In December 2021, GreatSchools added school climate data to its profiles of more than 1,700 schools within the New York City Department of Education. The data was sourced from the Department's annual NYC School Survey, which asks families, students, and teachers to reflect on six components of a strong school culture: instruction, environment, teachers, school leadership, family-community ties, and trust.

== National and local data partnerships ==
GreatSchools has partnered with a number of national and local organizations to add new information to school profiles and connect parents of differing socioeconomic groups with its school quality information. Data partnerships include:

- AffordableHousing.com (formerly GoSection8.com) to add school quality data to the site's housing listings, which service recipients of the federal Housing Choice Voucher Program.

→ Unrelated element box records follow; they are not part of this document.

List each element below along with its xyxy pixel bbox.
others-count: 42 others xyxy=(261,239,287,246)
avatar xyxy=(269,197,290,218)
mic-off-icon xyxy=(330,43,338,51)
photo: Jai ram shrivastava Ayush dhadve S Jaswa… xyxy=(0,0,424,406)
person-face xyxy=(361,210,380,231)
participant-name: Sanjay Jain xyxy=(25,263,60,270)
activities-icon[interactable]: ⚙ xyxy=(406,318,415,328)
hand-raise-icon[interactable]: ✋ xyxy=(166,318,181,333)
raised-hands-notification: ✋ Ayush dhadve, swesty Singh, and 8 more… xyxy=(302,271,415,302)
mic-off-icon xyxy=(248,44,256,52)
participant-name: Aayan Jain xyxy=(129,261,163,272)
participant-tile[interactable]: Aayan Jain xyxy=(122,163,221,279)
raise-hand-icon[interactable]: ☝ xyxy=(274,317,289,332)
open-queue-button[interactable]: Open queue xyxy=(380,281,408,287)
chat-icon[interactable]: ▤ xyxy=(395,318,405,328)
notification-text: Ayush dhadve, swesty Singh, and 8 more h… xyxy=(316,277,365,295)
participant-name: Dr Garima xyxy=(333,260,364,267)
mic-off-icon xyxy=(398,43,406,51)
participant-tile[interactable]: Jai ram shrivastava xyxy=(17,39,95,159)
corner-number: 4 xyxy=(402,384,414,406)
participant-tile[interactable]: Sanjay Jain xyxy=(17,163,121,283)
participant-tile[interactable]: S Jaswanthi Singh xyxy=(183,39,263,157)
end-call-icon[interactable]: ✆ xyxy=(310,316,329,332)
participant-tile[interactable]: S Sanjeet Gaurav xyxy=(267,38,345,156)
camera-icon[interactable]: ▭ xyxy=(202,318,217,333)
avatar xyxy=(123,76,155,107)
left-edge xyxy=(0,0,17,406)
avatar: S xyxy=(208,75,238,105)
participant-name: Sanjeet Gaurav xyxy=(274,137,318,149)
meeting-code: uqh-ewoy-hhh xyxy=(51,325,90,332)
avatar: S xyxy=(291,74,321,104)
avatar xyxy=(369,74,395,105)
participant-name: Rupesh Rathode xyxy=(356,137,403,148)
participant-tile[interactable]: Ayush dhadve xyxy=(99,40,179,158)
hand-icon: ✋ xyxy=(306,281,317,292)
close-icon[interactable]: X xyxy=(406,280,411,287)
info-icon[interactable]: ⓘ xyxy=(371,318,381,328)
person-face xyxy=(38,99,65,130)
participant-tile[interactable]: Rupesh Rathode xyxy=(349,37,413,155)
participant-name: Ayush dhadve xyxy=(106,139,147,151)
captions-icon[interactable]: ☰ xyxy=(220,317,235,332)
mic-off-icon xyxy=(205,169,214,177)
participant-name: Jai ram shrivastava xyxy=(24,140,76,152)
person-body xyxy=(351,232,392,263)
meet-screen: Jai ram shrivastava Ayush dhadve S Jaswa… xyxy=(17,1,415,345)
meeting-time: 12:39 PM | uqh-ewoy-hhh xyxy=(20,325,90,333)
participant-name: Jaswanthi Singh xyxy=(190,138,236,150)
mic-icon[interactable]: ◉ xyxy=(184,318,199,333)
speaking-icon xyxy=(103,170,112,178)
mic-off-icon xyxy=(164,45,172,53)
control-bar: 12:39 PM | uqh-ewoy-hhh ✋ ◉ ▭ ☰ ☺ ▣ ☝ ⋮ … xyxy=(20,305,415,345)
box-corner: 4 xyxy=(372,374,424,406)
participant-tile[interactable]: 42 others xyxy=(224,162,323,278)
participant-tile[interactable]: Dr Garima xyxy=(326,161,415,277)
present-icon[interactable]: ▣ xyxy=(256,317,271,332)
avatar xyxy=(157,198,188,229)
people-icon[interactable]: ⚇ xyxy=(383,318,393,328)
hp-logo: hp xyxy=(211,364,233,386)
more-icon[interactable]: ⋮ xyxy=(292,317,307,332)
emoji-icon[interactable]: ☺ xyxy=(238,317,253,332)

- College Board to add Advanced Placement (AP) course listings to GreatSchools' profiles of public high school in the U.S.
- Cambridge Assessment International Education to display on GreatSchools profiles schools that offer the internationally-recognized learning program.
- Project Lead The Way to denote which PreK-12 schools offer a STEM curriculum.
- International Baccalaureate to add IB programs to GreatSchools' elementary, middle, and high school profiles.